In the cities, Godwin observes, “Bed after bed, in ward after ward, on floor after floor is filled with Mugabe’s victims. A hospital full of those he has injured, tortured, and burned out of their homes.” And then he adds, “With no foreign journalists allowed here [in the country], most of the opposition leadership having fled, and NGOs hamstrung by restrictions, there is a vacuum in which Mugabe can conduct his campaign of violence.” Late in May, Morgan Tsvangirai returns from exile, six weeks after the election he won. A sham agreement of power-sharing is worked out between the two of them, with ZANU continuing its reign of terror and incarcerating Roy Bennett (also of the opposition) after agreeing with that he will remain free.
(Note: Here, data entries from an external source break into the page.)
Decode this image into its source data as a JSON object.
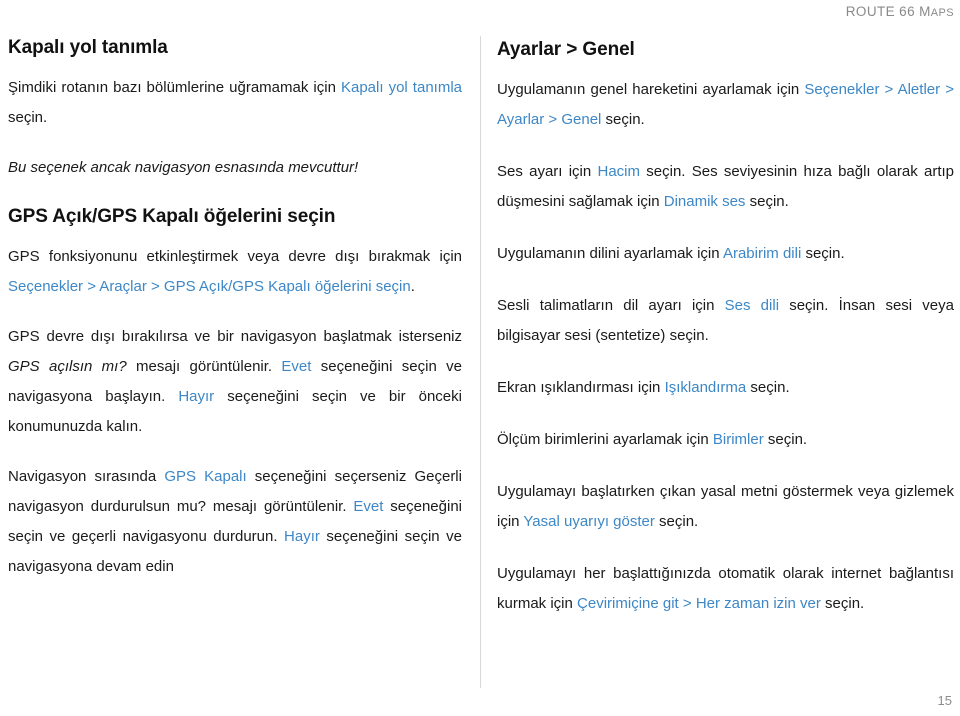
{
  "header": {
    "brand_main": "ROUTE 66 M",
    "brand_small": "APS"
  },
  "footer": {
    "page_number": "15"
  },
  "colors": {
    "link": "#3d87c6",
    "text": "#1a1a1a",
    "muted": "#8a8a8a",
    "rule": "#d8d8d8"
  },
  "left_column": {
    "section1": {
      "title": "Kapalı yol tanımla",
      "p1_a": "Şimdiki rotanın bazı bölümlerine uğramamak için ",
      "p1_link": "Kapalı yol tanımla",
      "p1_b": " seçin.",
      "note_italic": "Bu seçenek ancak navigasyon esnasında mevcuttur!"
    },
    "section2": {
      "title": "GPS Açık/GPS Kapalı öğelerini seçin",
      "p1_a": "GPS fonksiyonunu etkinleştirmek veya devre dışı bırakmak için ",
      "p1_link": "Seçenekler > Araçlar > GPS Açık/GPS Kapalı öğelerini seçin",
      "p1_b": ".",
      "p2_a": "GPS devre dışı bırakılırsa ve bir navigasyon başlatmak isterseniz ",
      "p2_italic": "GPS açılsın mı?",
      "p2_b": " mesajı görüntülenir. ",
      "p2_link1": "Evet",
      "p2_c": " seçeneğini seçin ve navigasyona başlayın. ",
      "p2_link2": "Hayır",
      "p2_d": " seçeneğini seçin ve bir önceki konumunuzda kalın.",
      "p3_a": "Navigasyon sırasında ",
      "p3_link1": "GPS Kapalı",
      "p3_b": " seçeneğini seçerseniz Geçerli navigasyon durdurulsun mu? mesajı görüntülenir. ",
      "p3_link2": "Evet",
      "p3_c": " seçeneğini seçin ve geçerli navigasyonu durdurun. ",
      "p3_link3": "Hayır",
      "p3_d": " seçeneğini seçin ve navigasyona devam edin"
    }
  },
  "right_column": {
    "title": "Ayarlar > Genel",
    "p1_a": "Uygulamanın genel hareketini ayarlamak için ",
    "p1_link": "Seçenekler > Aletler > Ayarlar > Genel",
    "p1_b": " seçin.",
    "p2_a": "Ses ayarı için ",
    "p2_link1": "Hacim",
    "p2_b": " seçin. Ses seviyesinin hıza bağlı olarak artıp düşmesini sağlamak için ",
    "p2_link2": "Dinamik ses",
    "p2_c": " seçin.",
    "p3_a": "Uygulamanın dilini ayarlamak için ",
    "p3_link": "Arabirim dili",
    "p3_b": " seçin.",
    "p4_a": "Sesli talimatların dil ayarı için ",
    "p4_link": "Ses dili",
    "p4_b": " seçin. İnsan sesi veya bilgisayar sesi (sentetize) seçin.",
    "p5_a": "Ekran ışıklandırması için ",
    "p5_link": "Işıklandırma",
    "p5_b": " seçin.",
    "p6_a": "Ölçüm birimlerini ayarlamak için ",
    "p6_link": "Birimler",
    "p6_b": " seçin.",
    "p7_a": "Uygulamayı başlatırken çıkan yasal metni göstermek veya gizlemek için ",
    "p7_link": "Yasal uyarıyı göster",
    "p7_b": " seçin.",
    "p8_a": "Uygulamayı her başlattığınızda otomatik olarak internet bağlantısı kurmak için ",
    "p8_link": "Çevirimiçine git > Her zaman izin ver",
    "p8_b": " seçin."
  }
}
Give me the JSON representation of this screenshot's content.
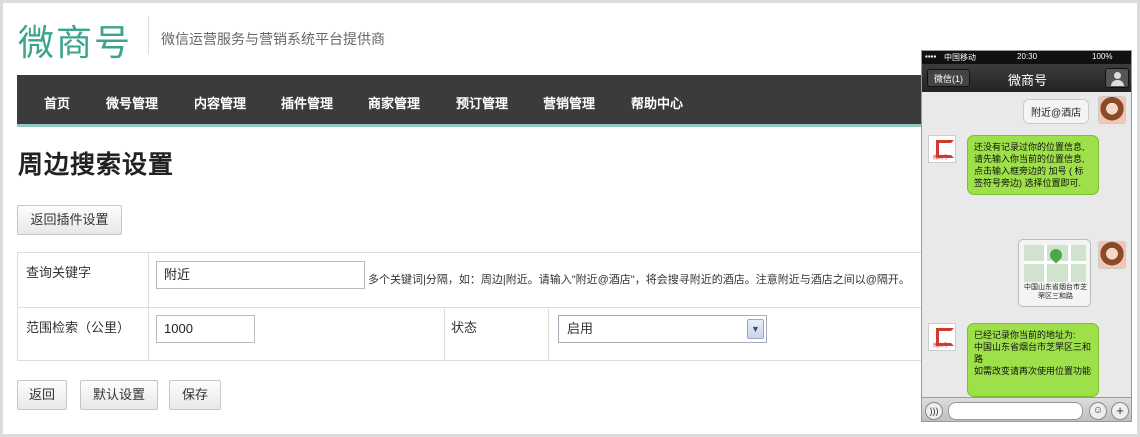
{
  "header": {
    "logo_text": "微商号",
    "slogan": "微信运营服务与营销系统平台提供商"
  },
  "nav": {
    "items": [
      "首页",
      "微号管理",
      "内容管理",
      "插件管理",
      "商家管理",
      "预订管理",
      "营销管理",
      "帮助中心"
    ]
  },
  "page": {
    "title": "周边搜索设置",
    "back_plugin_button": "返回插件设置"
  },
  "form": {
    "keyword_label": "查询关键字",
    "keyword_value": "附近",
    "keyword_hint": "多个关键词|分隔，如：周边|附近。请输入\"附近@酒店\"，将会搜寻附近的酒店。注意附近与酒店之间以@隔开。",
    "range_label": "范围检索（公里）",
    "range_value": "1000",
    "status_label": "状态",
    "status_value": "启用"
  },
  "actions": {
    "back": "返回",
    "default": "默认设置",
    "save": "保存"
  },
  "phone": {
    "carrier": "中国移动",
    "time": "20:30",
    "battery": "100%",
    "back_label": "微信(1)",
    "title": "微商号",
    "msg_user_1": "附近@酒店",
    "msg_bot_1": "还没有记录过你的位置信息,请先输入你当前的位置信息,\n点击输入框旁边的 加号 ( 标签符号旁边) 选择位置即可.",
    "map_caption": "中国山东省烟台市芝罘区三和路",
    "msg_bot_2": "已经记录你当前的地址为:\n中国山东省烟台市芝罘区三和路\n如需改变请再次使用位置功能",
    "logo_small": "微商号"
  }
}
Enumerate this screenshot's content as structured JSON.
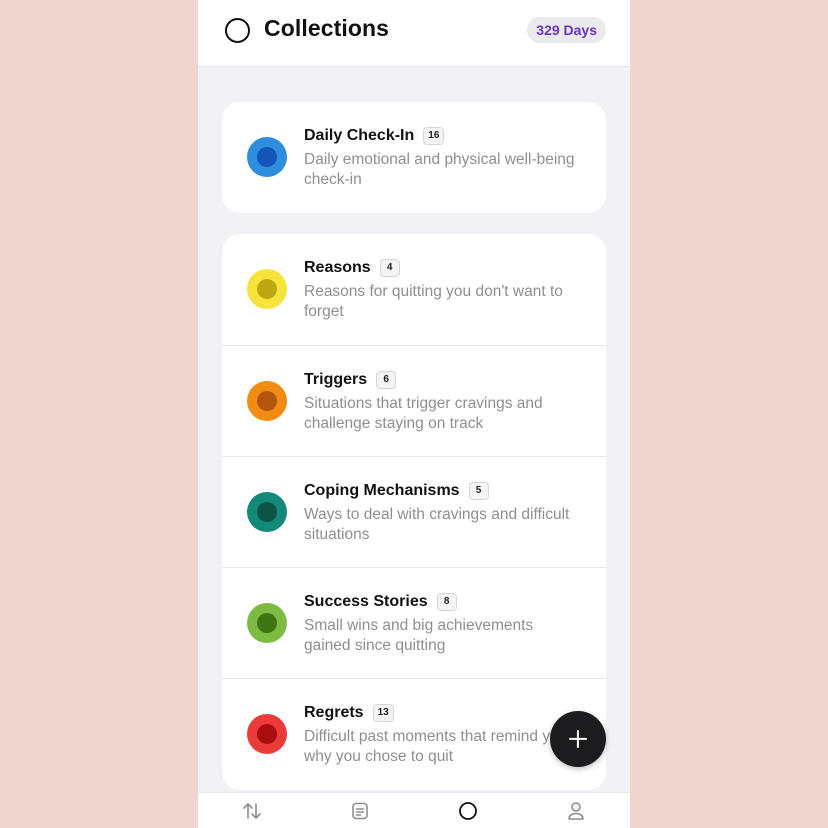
{
  "header": {
    "title": "Collections",
    "days_badge": "329 Days"
  },
  "featured": {
    "title": "Daily Check-In",
    "count": "16",
    "description": "Daily emotional and physical well-being check-in",
    "color": "#2F8DE0",
    "color_inner": "#1456B8"
  },
  "collections": [
    {
      "title": "Reasons",
      "count": "4",
      "description": "Reasons for quitting you don't want to forget",
      "color": "#F7E43A",
      "color_inner": "#BBA810"
    },
    {
      "title": "Triggers",
      "count": "6",
      "description": "Situations that trigger cravings and challenge staying on track",
      "color": "#F28C12",
      "color_inner": "#B4550C"
    },
    {
      "title": "Coping Mechanisms",
      "count": "5",
      "description": "Ways to deal with cravings and difficult situations",
      "color": "#13897A",
      "color_inner": "#0B5247"
    },
    {
      "title": "Success Stories",
      "count": "8",
      "description": "Small wins and big achievements gained since quitting",
      "color": "#7DBB42",
      "color_inner": "#3E7512"
    },
    {
      "title": "Regrets",
      "count": "13",
      "description": "Difficult past moments that remind you why you chose to quit",
      "color": "#EB3B3B",
      "color_inner": "#A80E0E"
    }
  ],
  "tabbar": {
    "items": [
      {
        "icon": "swap-arrows-icon"
      },
      {
        "icon": "journal-icon"
      },
      {
        "icon": "collections-ring-icon"
      },
      {
        "icon": "profile-icon"
      }
    ]
  }
}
But Mugabe and his thugs stay in control. First, the Zim dollar is put out of circulation, replaced by the US dollar, and that helps stabilize things, especially when some foreign governments and NGOs start funding development. More importantly, diamonds are discovered in the eastern part of the country—so plentiful you can literally scoop them up—and Mugabe and friends seize control of the enormous profits from this unexpected windfall. Mugabe continues to pass “contentious laws by emergency decree.” And then the coup de grace, delivered by the international community: loss of interest in Mugabe’s collapsed country.
Peter Godwin’s The Fear: Robert Mugabe and the Martyrdom of Zimbabwe makes Heart of Darkness and Leopold’s Congo look like child play, reminding me of a remark that a white Zimbabwean (of several generations) said to me in 2001, the last time I was in the country: “Western governments don’t know how to deal with African Big Men.”
The Fear: Robert Mugabe and the Martyrdom of Zimbabwe
By Peter Godwin
Little Brown, 371 pages, $26.99
CHARLES R. LARSON is Professor of Literature at American University, in Washington, D.C.